A Man On The Outside Looking In
March was a better month for James Wilson, a winning goal against miserable and unsupported Reading and a start against Milton Keynes Franchise FC but it’s impossible to feel like he hasn’t become a man on the outside of the squad looking in, waiting for a chance which isn’t going to come. I’m sure that both Manchester United and ourselves were expecting him to play more games, and score more goals. But it hasn’t panned out that way for a number of reasons.
Primarily, nobody in the stands has ever believed him to really be fit. From the blowing chunks incident before the New Year’s Day borefest defeat to Wolves to his mazy dribbles which leave him looking like he’s just completed a marathon – he’s never been convincing in his fitness. There’s no question about his technical class, or his turn of pace on the break. He has a very fluid style and he looks effortless as he glides around the pitch but sometimes you need more Suarez than Owen, more aggression in style than ceremony.

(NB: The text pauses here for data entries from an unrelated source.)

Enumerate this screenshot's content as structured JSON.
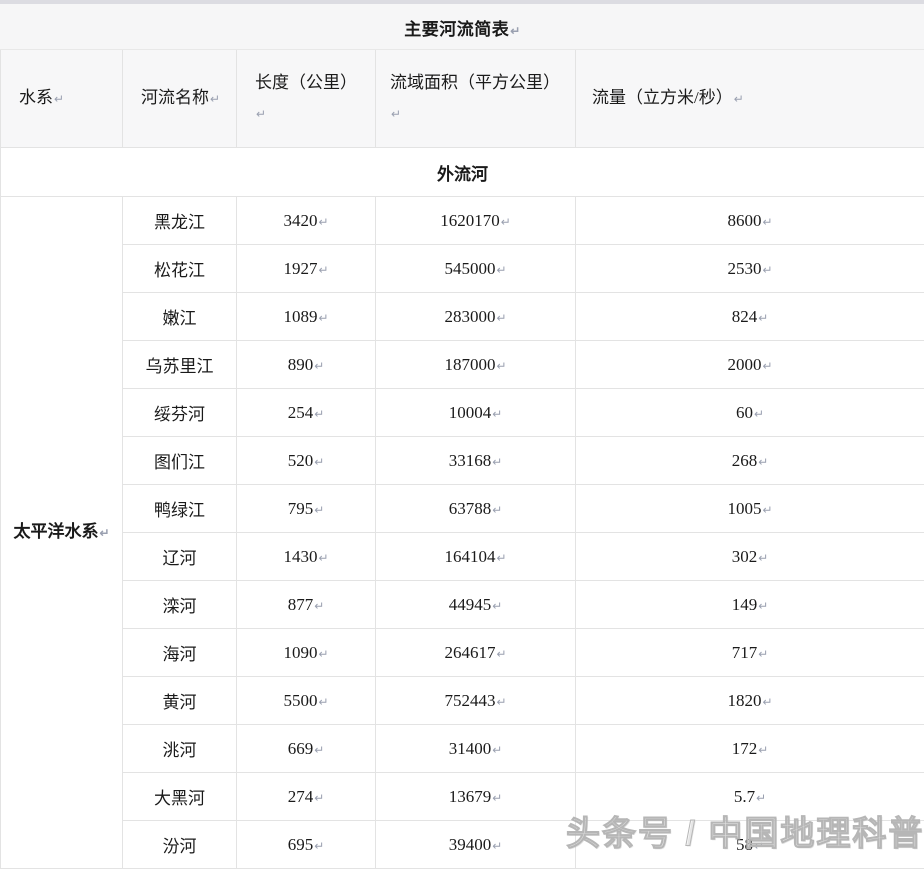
{
  "document": {
    "title": "主要河流简表",
    "title_mark": "↵"
  },
  "table": {
    "columns": [
      {
        "key": "system",
        "label": "水系",
        "mark": "↵"
      },
      {
        "key": "river",
        "label": "河流名称",
        "mark": "↵"
      },
      {
        "key": "length",
        "label": "长度（公里）",
        "mark": "↵"
      },
      {
        "key": "area",
        "label": "流域面积（平方公里）",
        "mark": "↵"
      },
      {
        "key": "flow",
        "label": "流量（立方米/秒）",
        "mark": "↵"
      }
    ],
    "section_label": "外流河",
    "system_label": "太平洋水系",
    "system_mark": "↵",
    "rows": [
      {
        "river": "黑龙江",
        "length": "3420",
        "area": "1620170",
        "flow": "8600"
      },
      {
        "river": "松花江",
        "length": "1927",
        "area": "545000",
        "flow": "2530"
      },
      {
        "river": "嫩江",
        "length": "1089",
        "area": "283000",
        "flow": "824"
      },
      {
        "river": "乌苏里江",
        "length": "890",
        "area": "187000",
        "flow": "2000"
      },
      {
        "river": "绥芬河",
        "length": "254",
        "area": "10004",
        "flow": "60"
      },
      {
        "river": "图们江",
        "length": "520",
        "area": "33168",
        "flow": "268"
      },
      {
        "river": "鸭绿江",
        "length": "795",
        "area": "63788",
        "flow": "1005"
      },
      {
        "river": "辽河",
        "length": "1430",
        "area": "164104",
        "flow": "302"
      },
      {
        "river": "滦河",
        "length": "877",
        "area": "44945",
        "flow": "149"
      },
      {
        "river": "海河",
        "length": "1090",
        "area": "264617",
        "flow": "717"
      },
      {
        "river": "黄河",
        "length": "5500",
        "area": "752443",
        "flow": "1820"
      },
      {
        "river": "洮河",
        "length": "669",
        "area": "31400",
        "flow": "172"
      },
      {
        "river": "大黑河",
        "length": "274",
        "area": "13679",
        "flow": "5.7"
      },
      {
        "river": "汾河",
        "length": "695",
        "area": "39400",
        "flow": "58"
      }
    ],
    "cell_mark": "↵"
  },
  "watermark": {
    "text": "头条号 / 中国地理科普"
  },
  "colors": {
    "header_background": "#f7f7f8",
    "title_background": "#f6f6f7",
    "border": "#e3e3e3",
    "text": "#1a1a1a",
    "page_edge": "#dcdce2"
  }
}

Our manager, Chris Hughton, doesn’t like to make too many changes to the team and he won’t tinker with the team too much so when you’re one of four strikers and you’re third choice for a start, you’re not going to get too much of a chance unless one of the other two either pick up an injury or a catastrophic loss of form. Tomer Hemed’s confidence has returned and he’s scored a few goals so his place is very secure and the other place is taken up by serial starting place stealer Sam Baldock. A striker so poor even Neil Warnock has never tried to sign him.
Finally, his runs and movement are a class above. We haven’t ever tried to play to his strengths because we’re so much more practised excusing Baldock’s weaknesses that we forget about the pace, skill and class of James Wilson. We have two quality central midfielders in Dale Stephens and Beram Kayal, one brilliant winger in Anthony Knockaert, a good but not good enough winger in Jamie Murphy and a punter extraordinaire in LuaLua (Lomana’s younger brother with half the talent) but none of them have really found the key to unlocking Wilson’s class. Kayal has shown the signs, he’s played some exquisite through balls which haven’t yielded the results we’d like.

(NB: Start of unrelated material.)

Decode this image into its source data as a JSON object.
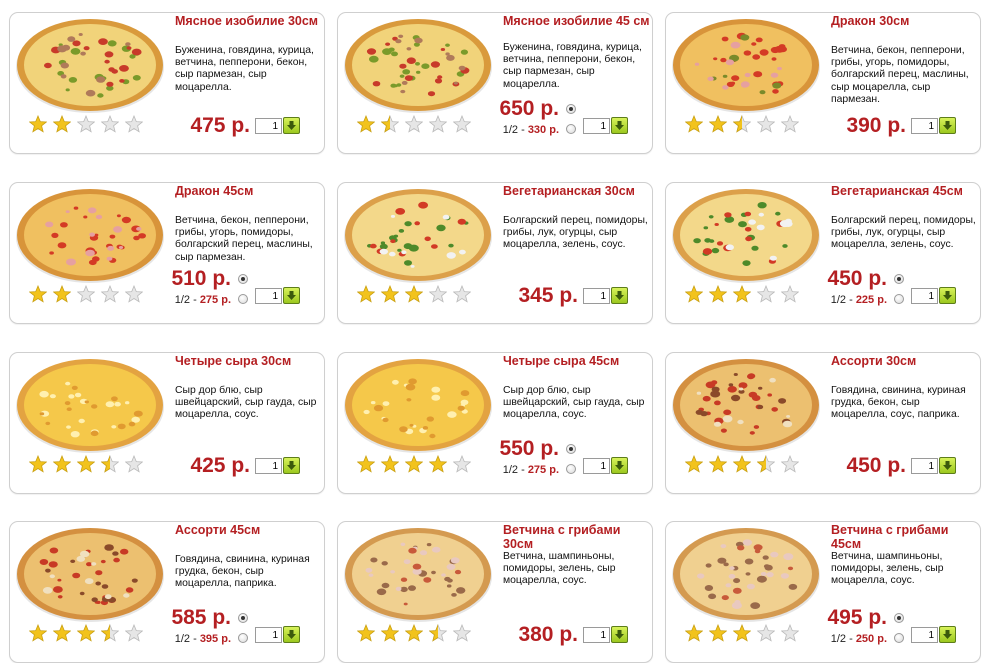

For a team in the top 4, you might have expected us to have scored more goals and for Wilson to have scored a few more for himself but that’s not really the hallmark of a Chris Hughton team – other than the Newcastle team which steamrollered the Championship with Andy Carroll bullying defences all over the place and Steve Harper doing his best to not keep clean sheets. Norwich fans might have a thought or two about how attacking Chris Hughton is, and he’s not really renowned for getting the best out of strikers (once upon a time, Ricky van Wolfswinkel was a feared International striker), but this loan spell isn’t for Brighton and Hove Albion.
This loan spell has always been for the benefit of Manchester United and James Wilson, as a Brighton fan I was hoping we would get more out of it than we have done but putting aside the hopes of a Brighton fan, if you’re a Manchester United fan then you should look past the disappointment of such a highly rated forward not being in the first team at a lower level and not scoring the goals he was expected to. Instead, look at a talented young forward learning what’s it like being the man on the outside looking in. What it’s like not playing games, sitting on the sidelines and watching players with no shred of his talent (I’m looking at you again, Baldock) playing games ahead of him. In his next loan spell, probably also in the Championship, he’ll be older and wiser and hopefully fitter, he’ll make more of an impact and score more goals before returning to Manchester United having had enough of playing elsewhere and ready to be back at the top level.